A Solution Space for a System of Null-State Partial Differential Equations: Part 1

Abstract

In this first of four articles, we study a homogeneous system of $2N+3$ linear partial differential equations (PDEs) in $2N$ variables that arises in conformal field theory (CFT) and multiple Schramm-Lowner evolution (SLE). In CFT, these are null-state equations and conformal Ward identities. They govern partition functions for the continuum limit of a statistical cluster or loop model, such as percolation, or more generally the Potts models and O$(n)$ models, at the statistical mechanical critical point. (SLE partition functions also satisfy these equations.) For such a lattice model in a polygon $\mathcal{P}$ with its $2N$ sides exhibiting a free/fixed side-alternating boundary condition, this partition function is proportional to the CFT correlation function $\langle\psi_1^c(w_1)\psi_1^c(w_2)\dotsm\psi_1^c(w_{2N-1})\psi_1^c(w_{2N})\rangle^{\mathcal{P}}$ where the $w_i$ are the vertices of $\mathcal{P}$ and where $\psi_1^c$ is a one-leg corner operator.

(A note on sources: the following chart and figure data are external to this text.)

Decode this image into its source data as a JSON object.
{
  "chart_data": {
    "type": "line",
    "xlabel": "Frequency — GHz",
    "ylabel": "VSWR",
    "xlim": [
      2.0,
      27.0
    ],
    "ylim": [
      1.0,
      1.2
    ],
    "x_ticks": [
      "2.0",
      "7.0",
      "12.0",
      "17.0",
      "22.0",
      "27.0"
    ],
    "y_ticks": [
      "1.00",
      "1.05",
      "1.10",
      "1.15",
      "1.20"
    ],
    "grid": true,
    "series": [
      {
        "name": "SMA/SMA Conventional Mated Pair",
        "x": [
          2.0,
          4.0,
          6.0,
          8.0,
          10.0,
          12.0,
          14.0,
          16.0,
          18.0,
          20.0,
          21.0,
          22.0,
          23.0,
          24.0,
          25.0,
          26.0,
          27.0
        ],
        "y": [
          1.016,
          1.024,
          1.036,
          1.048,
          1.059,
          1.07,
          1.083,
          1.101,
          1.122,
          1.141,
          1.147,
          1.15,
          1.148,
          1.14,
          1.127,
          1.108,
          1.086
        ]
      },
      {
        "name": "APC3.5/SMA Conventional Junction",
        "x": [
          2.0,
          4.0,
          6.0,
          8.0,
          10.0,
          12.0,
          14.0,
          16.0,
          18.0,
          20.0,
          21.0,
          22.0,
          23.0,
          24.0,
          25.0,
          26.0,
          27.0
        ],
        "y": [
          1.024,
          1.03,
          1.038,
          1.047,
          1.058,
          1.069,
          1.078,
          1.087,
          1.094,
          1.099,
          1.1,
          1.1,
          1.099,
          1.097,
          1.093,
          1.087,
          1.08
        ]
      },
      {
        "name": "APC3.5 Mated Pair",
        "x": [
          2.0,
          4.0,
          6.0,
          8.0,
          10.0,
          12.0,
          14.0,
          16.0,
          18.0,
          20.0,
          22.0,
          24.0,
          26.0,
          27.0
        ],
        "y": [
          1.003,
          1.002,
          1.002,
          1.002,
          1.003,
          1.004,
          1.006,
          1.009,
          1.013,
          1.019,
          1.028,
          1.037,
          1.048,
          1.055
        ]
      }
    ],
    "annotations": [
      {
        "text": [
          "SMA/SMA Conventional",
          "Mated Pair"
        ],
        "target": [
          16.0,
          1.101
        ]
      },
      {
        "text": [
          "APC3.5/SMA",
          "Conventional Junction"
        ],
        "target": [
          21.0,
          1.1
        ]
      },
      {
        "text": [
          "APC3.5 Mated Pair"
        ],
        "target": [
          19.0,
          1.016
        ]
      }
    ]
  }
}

When conformally mapped onto the upper half-plane, methods of CFT show that this correlation function satisfies the system of PDEs that we consider. This article is the first of four that completely and rigorously characterize the space of all solutions for this system of PDEs that grow no faster than a power law. In this first article, we use methods of analysis to prove that the dimension of this solution space is no more than $C_N$, the $N$th Catalan number. This proof is contained entirely within this article, except for the proof of lemma 14, which constitutes the second article ("part II"). In the third article ("part III"), we use the results of this article to prove that the solution space of this system of PDEs has dimension $C_N$ and is spanned by solutions constructed with the CFT Coulomb gas (contour integral) formalism. In the fourth article ("part IV"), we prove further CFT-related properties about these solutions.